I think yours is a great idea for a 5-minute demo lesson. I'm sure others will have more exhaustive comments, but a few things come to mind:
-CELTA teachers are big on "eliciting" words and getting students to talk. "Eliciting" often means giving hints until someone in the class guesses the word. In your demo, it wouldn't hurt to engage the audience in some way. For example, instead of giving a monologue while introducing yourself, walk in and say "HELLO". If you have a cooperative audience, they will respond, if not repeat "HELLO!" and motion for them to answer in kind. Continue accordingly, with "i am from, " "my name is", and that may be enough, as this will take up 2 minutes or so.
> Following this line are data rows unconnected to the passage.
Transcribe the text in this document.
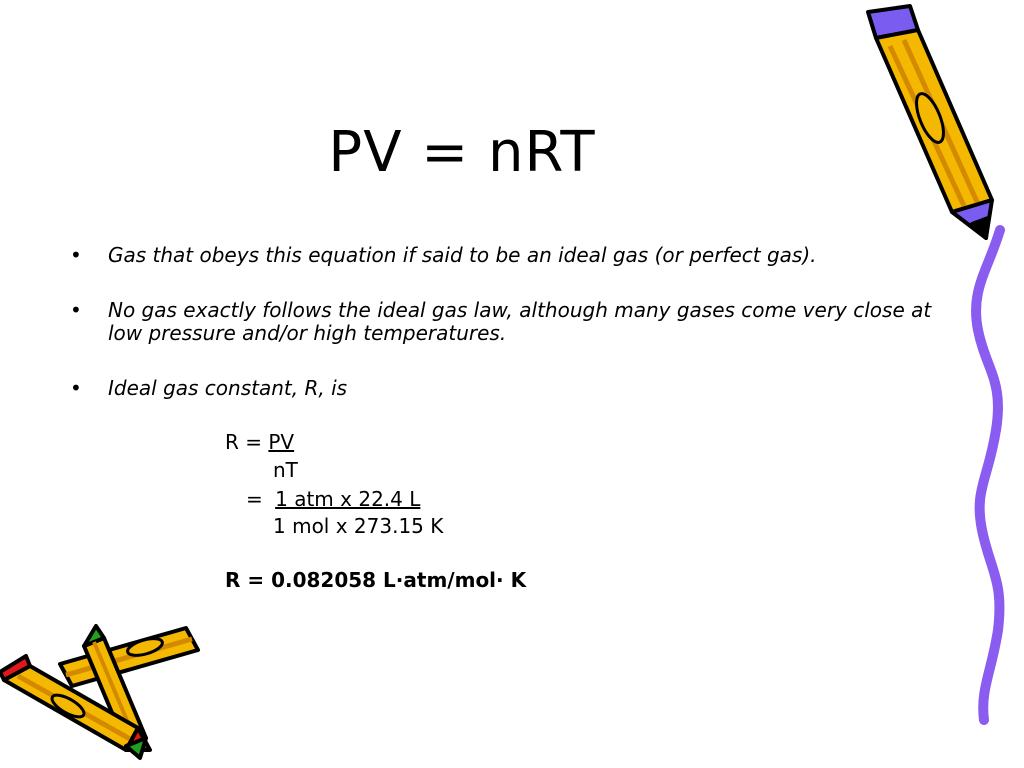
PV = nRT
• Gas that obeys this equation if said to be an ideal gas (or perfect gas).
• No gas exactly follows the ideal gas law, although many gases come very close at low pressure and/or high temperatures.
• Ideal gas constant, R, is
R = PV
nT
= 1 atm x 22.4 L
1 mol x 273.15 K
R = 0.082058 L·atm/mol· K
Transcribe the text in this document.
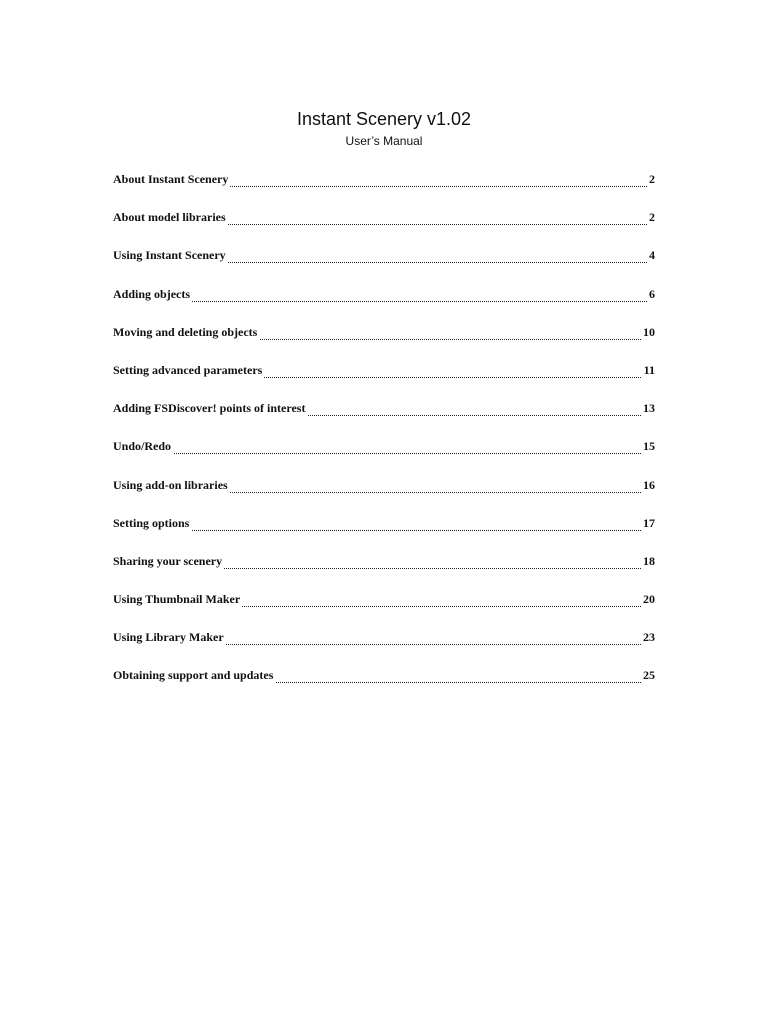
Instant Scenery v1.02
User’s Manual
About Instant Scenery	2
About model libraries	2
Using Instant Scenery	4
Adding objects	6
Moving and deleting objects	10
Setting advanced parameters	11
Adding FSDiscover! points of interest	13
Undo/Redo	15
Using add-on libraries	16
Setting options	17
Sharing your scenery	18
Using Thumbnail Maker	20
Using Library Maker	23
Obtaining support and updates	25
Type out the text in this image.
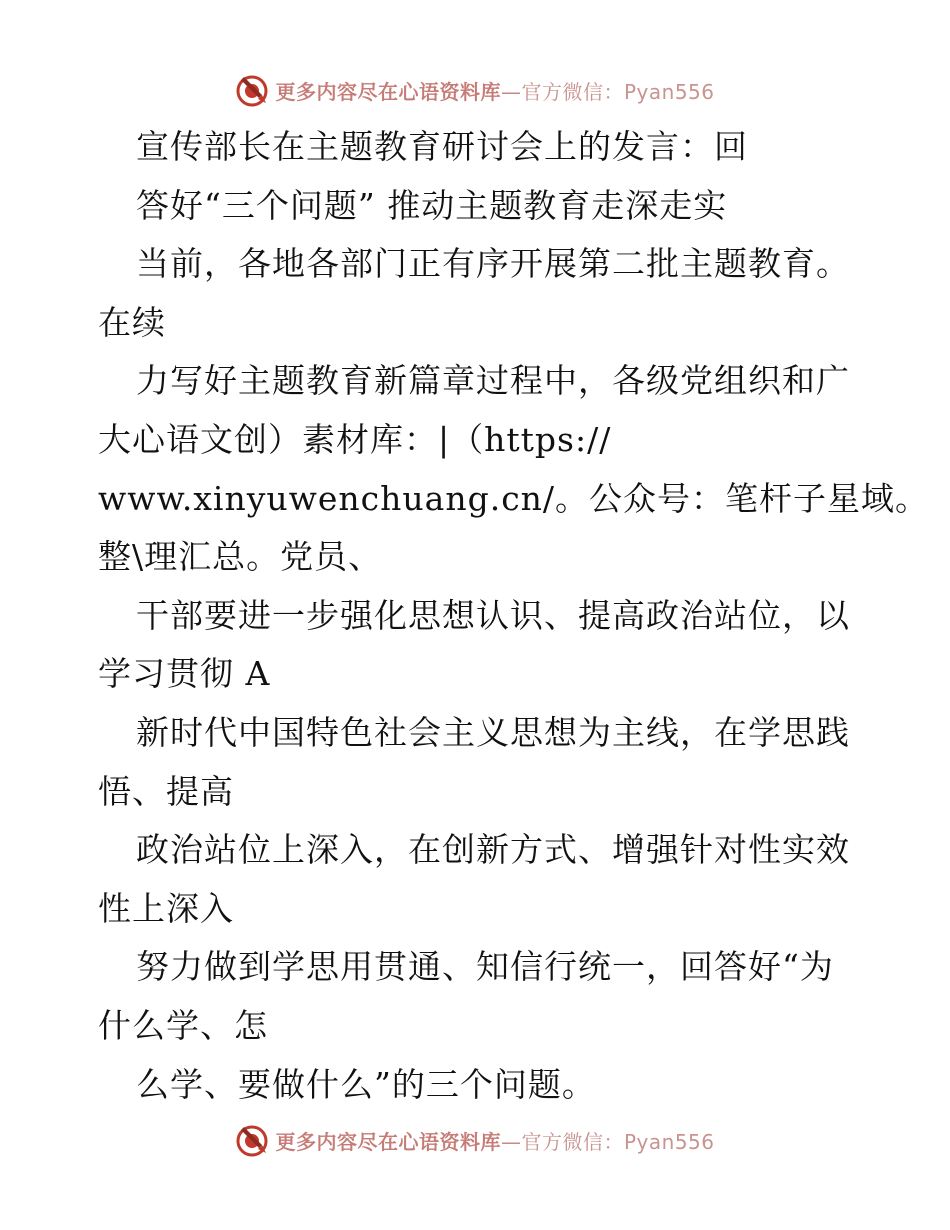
更多内容尽在心语资料库—官方微信：Pyan556
宣传部长在主题教育研讨会上的发言：回
答好“三个问题” 推动主题教育走深走实
当前，各地各部门正有序开展第二批主题教育。
在续
力写好主题教育新篇章过程中，各级党组织和广
大心语文创）素材库：|（https://
www.xinyuwenchuang.cn/。公众号：笔杆子星域。
整\理汇总。党员、
干部要进一步强化思想认识、提高政治站位，以
学习贯彻 A
新时代中国特色社会主义思想为主线，在学思践
悟、提高
政治站位上深入，在创新方式、增强针对性实效
性上深入
努力做到学思用贯通、知信行统一，回答好“为
什么学、怎
么学、要做什么”的三个问题。
更多内容尽在心语资料库—官方微信：Pyan556
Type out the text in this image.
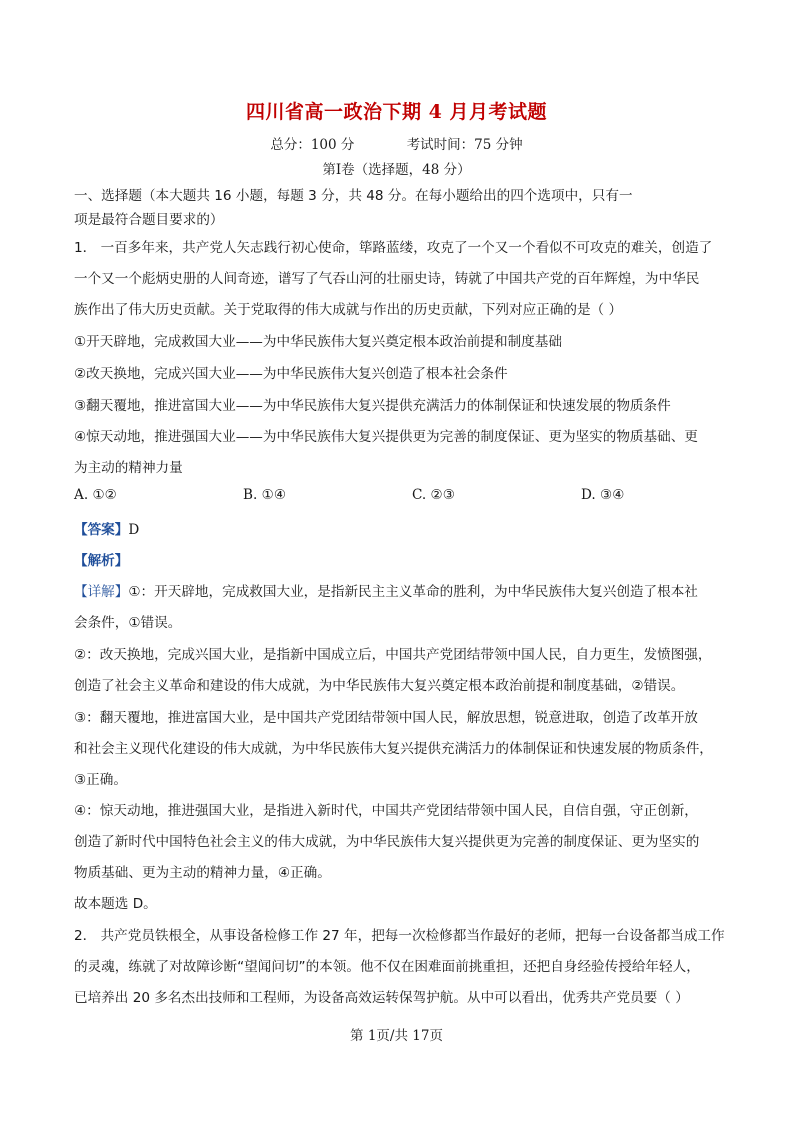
四川省高一政治下期 4 月月考试题
总分：100 分	考试时间：75 分钟
第Ⅰ卷（选择题，48 分）
一、选择题（本大题共 16 小题，每题 3 分，共 48 分。在每小题给出的四个选项中，只有一
项是最符合题目要求的）
1． 一百多年来，共产党人矢志践行初心使命，筚路蓝缕，攻克了一个又一个看似不可攻克的难关，创造了
一个又一个彪炳史册的人间奇迹，谱写了气吞山河的壮丽史诗，铸就了中国共产党的百年辉煌，为中华民
族作出了伟大历史贡献。关于党取得的伟大成就与作出的历史贡献，下列对应正确的是（ ）
①开天辟地，完成救国大业——为中华民族伟大复兴奠定根本政治前提和制度基础
②改天换地，完成兴国大业——为中华民族伟大复兴创造了根本社会条件
③翻天覆地，推进富国大业——为中华民族伟大复兴提供充满活力的体制保证和快速发展的物质条件
④惊天动地，推进强国大业——为中华民族伟大复兴提供更为完善的制度保证、更为坚实的物质基础、更
为主动的精神力量
A. ①②	B. ①④	C. ②③	D. ③④
【答案】D
【解析】
【详解】①：开天辟地，完成救国大业，是指新民主主义革命的胜利，为中华民族伟大复兴创造了根本社
会条件，①错误。
②：改天换地，完成兴国大业，是指新中国成立后，中国共产党团结带领中国人民，自力更生，发愤图强，
创造了社会主义革命和建设的伟大成就，为中华民族伟大复兴奠定根本政治前提和制度基础，②错误。
③：翻天覆地，推进富国大业，是中国共产党团结带领中国人民，解放思想，锐意进取，创造了改革开放
和社会主义现代化建设的伟大成就，为中华民族伟大复兴提供充满活力的体制保证和快速发展的物质条件，
③正确。
④：惊天动地，推进强国大业，是指进入新时代，中国共产党团结带领中国人民，自信自强，守正创新，
创造了新时代中国特色社会主义的伟大成就，为中华民族伟大复兴提供更为完善的制度保证、更为坚实的
物质基础、更为主动的精神力量，④正确。
故本题选 D。
2． 共产党员铁根全，从事设备检修工作 27 年，把每一次检修都当作最好的老师，把每一台设备都当成工作
的灵魂，练就了对故障诊断“望闻问切”的本领。他不仅在困难面前挑重担，还把自身经验传授给年轻人，
已培养出 20 多名杰出技师和工程师，为设备高效运转保驾护航。从中可以看出，优秀共产党员要（ ）
第 1页/共 17页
Remember that you can't speak too slow.
-Instead of simply handing out a list, try to get the students themseves to come up with alternatives, or at least one of the words. For example you can hold your bladder and say "where do i need to go" or similar. Someone might say "toilet". You give them the thumbs up or whatever (the point is for them to talk, not you). You can write it on the board, have and next to it write "loo". Then encourage, in oversimplified language, students to decide which word comes from where.
This is quite a task they're setting you, as it is assumed CELTA candidates know zero about teaching. Not quite fair in my opinion, but you'll certainly learn a lot. Good luck!